22.2. タイプ

高度なプロセス分離を提供するために SELinux のターゲットポリシーで使用されるメインのパーミッション制御方法が、Type Enforcement (タイプの強制) になります。すべてのファイルおよびプロセスにタイプのラベルが付けられます。タイプはプロセスの SELinux ドメインを定義し、ファイルの SELinux タイプを定義します。SELinux ポリシールールは、ドメインがタイプにアクセスする場合でも、ドメインが別のドメインにアクセスする場合でも、タイプ同士がアクセスする方法を定義します。アクセスを許可する特定の SELinux ポリシールールが存在する場合にのみ、アクセスは許可されます。
postgresql で使用されるタイプを以下に示します。タイプに応じて柔軟なアクセス設定ができます。以下のリストでは、潜在的な場所に合致させるために正規表現をいくつか使用していることに注意してください。
postgresql_db_t
このタイプは複数の場所で使用されます。このタイプでラベル付けされた場所は PostgreSQL のデータファイルに使用されます。
  • /usr/lib/pgsql/test/regres
  • /usr/share/jonas/pgsql
  • /var/lib/pgsql/data
  • /var/lib/postgres(ql)?
postgresql_etc_t
このタイプは、/etc/postgresql/ ディレクトリー内の設定ファイルに使用されます。
postgresql_exec_t
このタイプは複数の場所で使用されます。このタイプでラベル付けされた場所は PostgreSQL のバイナリに使用されます。

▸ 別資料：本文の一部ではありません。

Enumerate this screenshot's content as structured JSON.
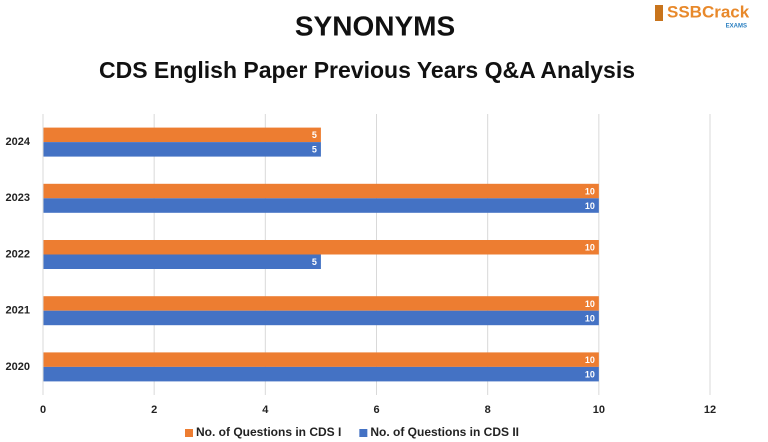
{
  "logo": {
    "text": "SSBCrack",
    "subtext": "EXAMS"
  },
  "chart_data": {
    "type": "hbar",
    "title": "SYNONYMS",
    "subtitle": "CDS English Paper Previous Years Q&A Analysis",
    "categories": [
      "2024",
      "2023",
      "2022",
      "2021",
      "2020"
    ],
    "series": [
      {
        "name": "No. of Questions in CDS I",
        "color": "#ed7d31",
        "values": [
          5,
          10,
          10,
          10,
          10
        ]
      },
      {
        "name": "No. of Questions in CDS II",
        "color": "#4472c4",
        "values": [
          5,
          10,
          5,
          10,
          10
        ]
      }
    ],
    "xlim": [
      0,
      12
    ],
    "xticks": [
      0,
      2,
      4,
      6,
      8,
      10,
      12
    ],
    "grid": true,
    "legend": "bottom"
  }
}
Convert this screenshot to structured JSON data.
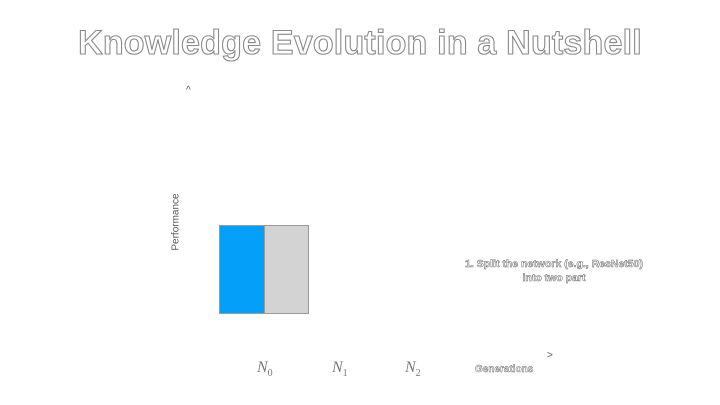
{
  "slide": {
    "title": "Knowledge Evolution in a Nutshell",
    "y_axis": {
      "arrow": "^",
      "label": "Performance"
    },
    "x_axis": {
      "arrow": ">",
      "label": "Generations"
    },
    "network_blocks": [
      {
        "name": "first-part",
        "color": "#049ff9"
      },
      {
        "name": "second-part",
        "color": "#d3d3d3"
      }
    ],
    "annotation": {
      "line1": "1. Split the network (e.g., ResNet50)",
      "line2": "into two part"
    },
    "generations": [
      {
        "symbol": "N",
        "index": "0"
      },
      {
        "symbol": "N",
        "index": "1"
      },
      {
        "symbol": "N",
        "index": "2"
      }
    ]
  }
}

  • /usr/bin/initdb(.sepgsql)?
  • /usr/bin/(se)?postgres
  • /usr/lib(64)?/postgresql/bin/.*
  • /usr/lib(64)?/pgsql/test/regress/pg_regress
systemd_unit_file_t
このタイプは、/usr/lib/systemd/system/ ディレクトリー内の実行可能な PostgreSQL 関連ファイルに使用されます。
postgresql_log_t
このタイプは複数の場所で使用されます。このタイプでラベル付けされた場所はログファイルに使用されます。
  • /var/lib/pgsql/logfile
  • /var/lib/pgsql/pgstartup.log
  • /var/lib/sepgsql/pgstartup.log
  • /var/log/postgresql
  • /var/log/postgres.log.*
  • /var/log/rhdb/rhdb
  • /var/log/sepostgresql.log.*
postgresql_var_run_t
このタイプは、/var/run/postgresql/ ディレクトリー内のプロセス ID (PID) など、PostgreSQL のランタイムファイルに使用されます。